Pour plus de détails, vous pouvez lire ci-dessous les interventions en séance de Claudine Lepage, Richard Yung et le compte rendu de la CMP de Monique Cerisier ben Guiga.

Le dossier législatif complet est consultable ici.

Intervention de Claudine Lepage

Mme Claudine Lepage. Monsieur le président, monsieur le ministre, mes chers collègues, nous voici donc parvenus à l’ultime étape parlementaire de ce projet de loi, tant attendu, relatif à l’action extérieure de l’État. J’ai envie de dire que nous revenons de loin… mais que, malheureusement, on ne nous a pas donné la possibilité d’aller encore plus loin !

Lors de la réunion de la commission mixte paritaire, le texte qui nous est présenté cet après-midi a été adopté par la majorité, l’opposition – les groupes socialiste et CRC-SPG – s’étant pour sa part abstenue. Il est sans commune mesure avec celui qui avait été adopté par le conseil des ministres et déposé sur le bureau du Sénat voilà un an. Les travaux effectués en commission et en séance publique par chacune des deux assemblées nous ont en effet permis de donner un peu de chair et de sang à ce texte initialement exsangue.

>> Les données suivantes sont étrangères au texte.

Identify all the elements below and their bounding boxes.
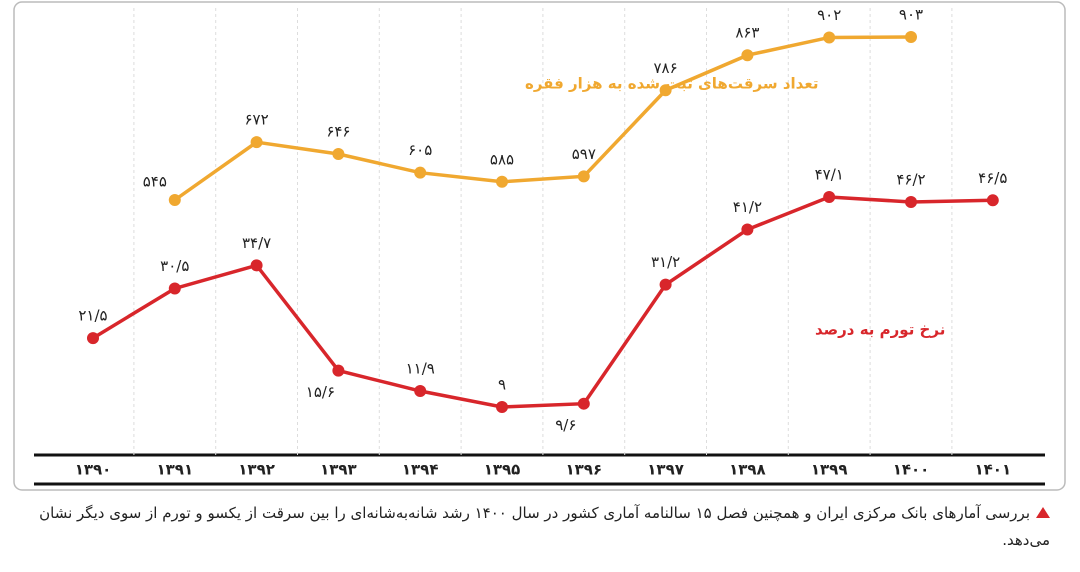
data-point (659, 278, 672, 291)
data-point (168, 194, 181, 206)
x-tick-label: ۱۳۹۱ (156, 461, 193, 479)
data-label: ۵۸۵ (490, 150, 514, 168)
x-tick-label: ۱۳۹۵ (484, 461, 521, 479)
data-label: ۴۱/۲ (733, 198, 762, 216)
series-label: نرخ تورم به درصد (815, 321, 945, 339)
x-tick-label: ۱۴۰۱ (974, 461, 1011, 479)
data-label: ۳۴/۷ (242, 234, 271, 252)
x-tick-label: ۱۳۹۶ (565, 461, 602, 479)
data-label: ۹۰۲ (817, 6, 841, 24)
data-point (250, 136, 263, 149)
data-point (659, 84, 672, 97)
chart: ۱۳۹۰ ۱۳۹۱ ۱۳۹۲ ۱۳۹۳ ۱۳۹۴ ۱۳۹۵ ۱۳۹۶ ۱۳۹۷ ۱۳۹۸ ۱۳۹۹… (13, 1, 1066, 491)
series-label: تعداد سرقت‌های ثبت شده به هزار فقره (525, 75, 818, 93)
x-tick-label: ۱۳۹۳ (320, 461, 357, 479)
data-point (577, 397, 590, 410)
data-point (414, 166, 427, 179)
x-tick-label: ۱۳۹۰ (75, 461, 112, 479)
data-label: ۴۶/۵ (978, 169, 1007, 187)
series-line (173, 35, 912, 202)
data-point (741, 223, 754, 236)
data-label: ۹ (498, 376, 506, 394)
data-label: ۳۰/۵ (160, 257, 189, 275)
data-point (823, 191, 836, 203)
data-label: ۲۱/۵ (78, 307, 107, 325)
data-point (905, 195, 917, 208)
data-point (332, 364, 345, 377)
caption-text: بررسی آمارهای بانک مرکزی ایران و همچنین … (39, 504, 1050, 549)
caption: بررسی آمارهای بانک مرکزی ایران و همچنین … (20, 500, 1050, 554)
data-label: ۸۶۳ (735, 24, 759, 42)
data-label: ۳۱/۲ (651, 253, 680, 271)
series-line (92, 195, 993, 409)
caption-icon (1036, 507, 1050, 518)
data-label: ۶۴۶ (326, 123, 350, 141)
data-label: ۱۵/۶ (306, 383, 335, 401)
x-tick-label: ۱۳۹۴ (402, 461, 439, 479)
x-tick-label: ۱۴۰۰ (893, 461, 930, 479)
data-label: ۷۸۶ (654, 59, 678, 77)
data-label: ۴۶/۲ (896, 170, 925, 188)
data-label: ۹/۶ (555, 416, 576, 434)
data-point (905, 31, 917, 43)
data-point (87, 332, 99, 345)
x-tick-label: ۱۳۹۸ (729, 461, 766, 479)
data-point (577, 170, 590, 183)
data-label: ۵۴۵ (143, 173, 167, 191)
data-point (168, 282, 181, 295)
data-point (986, 194, 999, 207)
data-label: ۵۹۷ (572, 145, 596, 163)
x-tick-label: ۱۳۹۹ (811, 461, 848, 479)
data-label: ۱۱/۹ (406, 360, 435, 378)
data-point (332, 148, 345, 161)
x-tick-label: ۱۳۹۷ (647, 461, 684, 479)
data-label: ۶۷۲ (245, 111, 269, 129)
data-label: ۹۰۳ (899, 6, 923, 24)
data-label: ۶۰۵ (408, 141, 432, 159)
data-point (414, 385, 427, 398)
data-point (496, 401, 508, 413)
chart-border (13, 1, 1066, 491)
x-tick-label: ۱۳۹۲ (238, 461, 275, 479)
data-label: ۴۷/۱ (815, 166, 844, 184)
data-point (496, 175, 508, 188)
data-point (741, 49, 754, 62)
data-point (823, 31, 836, 44)
data-point (250, 259, 263, 272)
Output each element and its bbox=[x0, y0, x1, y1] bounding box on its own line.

Pourtant, la déception demeure au regard de l’espoir qu’ont fait naître vos discours, monsieur le ministre. Certes, vous avez, si vous me permettez l’expression, « débloqué la machine » enrayée, en réaction au constat inquiétant sur la vitalité de notre diplomatie culturelle, et nous vous reconnaissons volontiers le mérite d’être à l’origine de ce projet de loi. Seulement, nombre des préconisations issues des multiples travaux qui se sont déroulés en divers lieux, en particulier au sein de la Haute Assemblée, n’ont pas été reprises.

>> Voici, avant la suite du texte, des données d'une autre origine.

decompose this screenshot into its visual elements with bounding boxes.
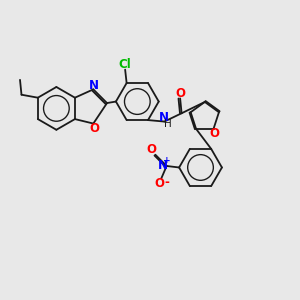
Text: Cl: Cl	[119, 58, 131, 71]
Text: O: O	[147, 143, 157, 156]
Text: O: O	[175, 86, 185, 100]
Text: O: O	[89, 122, 99, 135]
Text: N: N	[158, 159, 168, 172]
Text: H: H	[164, 119, 172, 129]
Text: -: -	[164, 176, 169, 189]
Text: +: +	[164, 156, 171, 165]
Text: N: N	[159, 111, 170, 124]
Text: O: O	[209, 128, 219, 140]
Text: O: O	[155, 177, 165, 190]
Text: N: N	[88, 79, 99, 92]
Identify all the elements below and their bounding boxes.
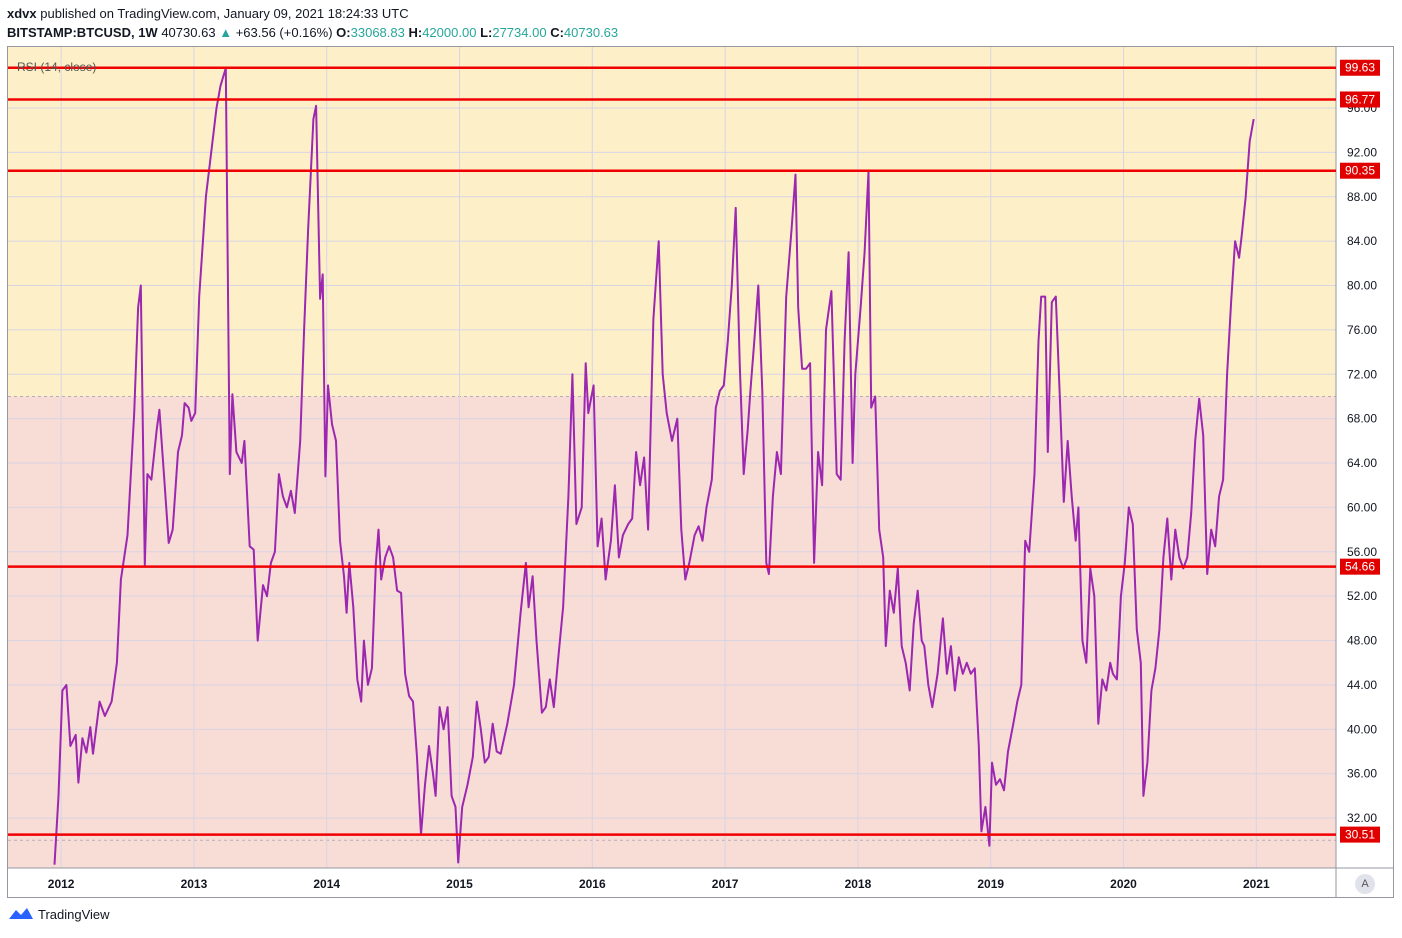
x-tick-label: 2020 (1110, 877, 1137, 891)
x-tick-label: 2014 (313, 877, 340, 891)
level-price-label: 96.77 (1345, 92, 1375, 106)
y-tick-label: 60.00 (1347, 500, 1377, 514)
x-tick-label: 2012 (48, 877, 75, 891)
study-label[interactable]: RSI (14, close) (17, 60, 97, 74)
last-price: 40730.63 (161, 25, 216, 40)
level-price-label: 54.66 (1345, 560, 1375, 574)
level-price-tag (1340, 59, 1380, 76)
open-value: 33068.83 (350, 25, 405, 40)
x-tick-label: 2017 (712, 877, 739, 891)
x-tick-label: 2015 (446, 877, 473, 891)
y-tick-label: 84.00 (1347, 234, 1377, 248)
lower-zone (8, 396, 1336, 868)
y-tick-label: 80.00 (1347, 279, 1377, 293)
low-value: 27734.00 (492, 25, 547, 40)
x-tick-label: 2019 (977, 877, 1004, 891)
level-price-label: 30.51 (1345, 828, 1375, 842)
symbol-info: BITSTAMP:BTCUSD, 1W 40730.63 ▲ +63.56 (+… (7, 25, 618, 40)
open-label: O: (336, 25, 351, 40)
level-price-label: 99.63 (1345, 61, 1375, 75)
y-tick-label: 44.00 (1347, 678, 1377, 692)
auto-scale-button[interactable]: A (1355, 874, 1375, 894)
y-tick-label: 52.00 (1347, 589, 1377, 603)
tradingview-brand: TradingView (38, 906, 110, 922)
high-value: 42000.00 (422, 25, 477, 40)
published-text: published on TradingView.com, January 09… (40, 6, 409, 21)
y-tick-label: 68.00 (1347, 412, 1377, 426)
y-tick-label: 48.00 (1347, 634, 1377, 648)
y-tick-label: 32.00 (1347, 811, 1377, 825)
level-price-label: 90.35 (1345, 164, 1375, 178)
y-tick-label: 64.00 (1347, 456, 1377, 470)
x-tick-label: 2016 (579, 877, 606, 891)
y-tick-label: 36.00 (1347, 767, 1377, 781)
level-price-tag (1340, 558, 1380, 575)
y-tick-label: 92.00 (1347, 145, 1377, 159)
tradingview-footer[interactable]: TradingView (8, 906, 110, 922)
author-name[interactable]: xdvx (7, 6, 37, 21)
low-label: L: (480, 25, 493, 40)
chart-frame (7, 46, 1394, 898)
publish-info: xdvx published on TradingView.com, Janua… (7, 6, 409, 21)
y-tick-label: 88.00 (1347, 190, 1377, 204)
x-tick-label: 2013 (181, 877, 208, 891)
level-price-tag (1340, 162, 1380, 179)
y-tick-label: 72.00 (1347, 367, 1377, 381)
y-tick-label: 40.00 (1347, 722, 1377, 736)
symbol-title: BITSTAMP:BTCUSD, 1W (7, 25, 158, 40)
up-arrow-icon: ▲ (219, 25, 233, 40)
rsi-line (53, 67, 1255, 865)
level-price-tag (1340, 91, 1380, 108)
tradingview-logo-icon (9, 908, 33, 919)
x-tick-label: 2021 (1243, 877, 1270, 891)
y-tick-label: 56.00 (1347, 545, 1377, 559)
price-change: +63.56 (+0.16%) (235, 25, 333, 40)
close-label: C: (550, 25, 564, 40)
y-tick-label: 76.00 (1347, 323, 1377, 337)
level-price-tag (1340, 826, 1380, 843)
high-label: H: (408, 25, 423, 40)
x-tick-label: 2018 (845, 877, 872, 891)
close-value: 40730.63 (563, 25, 619, 40)
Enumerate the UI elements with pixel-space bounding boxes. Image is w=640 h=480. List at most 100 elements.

Notre collègue Yves Dauge, alors député, tirait la sonnette d’alarme voilà près de dix ans déjà. Depuis, les auteurs de nombreux rapports et avis budgétaires ou rapports d’information – je ne citerai que celui de nos collègues MM. Legendre et de Rohan, adopté à l’unanimité par les commissions de la culture et des affaires étrangères, dont ils sont les présidents respectifs –, n’ont eu de cesse de réclamer un nouveau souffle pour une réforme réellement ambitieuse de notre politique culturelle extérieure, véritable et efficace diplomatie culturelle de la France.

Il en va de même de l’Assemblée des Français de l’étranger, l’AFE, comme peuvent d’ailleurs en témoigner tous mes collègues sénateurs des Français établis hors de France, qui sont aussi membres de droit de cette instance.

Je puis également assurer que de nombreux Français établis hors de France, ayant une parfaite connaissance du réseau culturel à l’étranger, ont pris ce sujet à bras-le-corps et ont formulé de très intéressantes propositions.

Hélas, le texte reste bien en deçà des espérances suscitées !

Dans de telles conditions, nous ne pouvons que déplorer que votre gouvernement, monsieur le ministre, ait une nouvelle fois engagé la procédure accélérée. La seconde lecture dont le Parlement est ainsi privé aurait assurément été extrêmement bénéfique. Il est vrai que M. Darcos, futur président de l’Institut français, a été nommé voilà déjà plus d’un mois, très exactement lors du conseil des ministres du 7 juin, ambassadeur, « chargé de mission pour l’action culturelle extérieure de la France » : maintenant, bien sûr, il faut aller vite !

À l’origine, la principale ambition de ce texte était de créer une grande agence culturelle à laquelle se serait raccordé l’ensemble du réseau culturel français à l’étranger. Vos ambitions, monsieur le ministre, ont vite été revues à la baisse – mais pas celles des parlementaires !

Ainsi, je me félicite que nos collègues de l’Assemblée nationale aient introduit dans le projet de loi des dispositions que notre groupe avait vainement proposées lors de l’examen du texte par le Sénat.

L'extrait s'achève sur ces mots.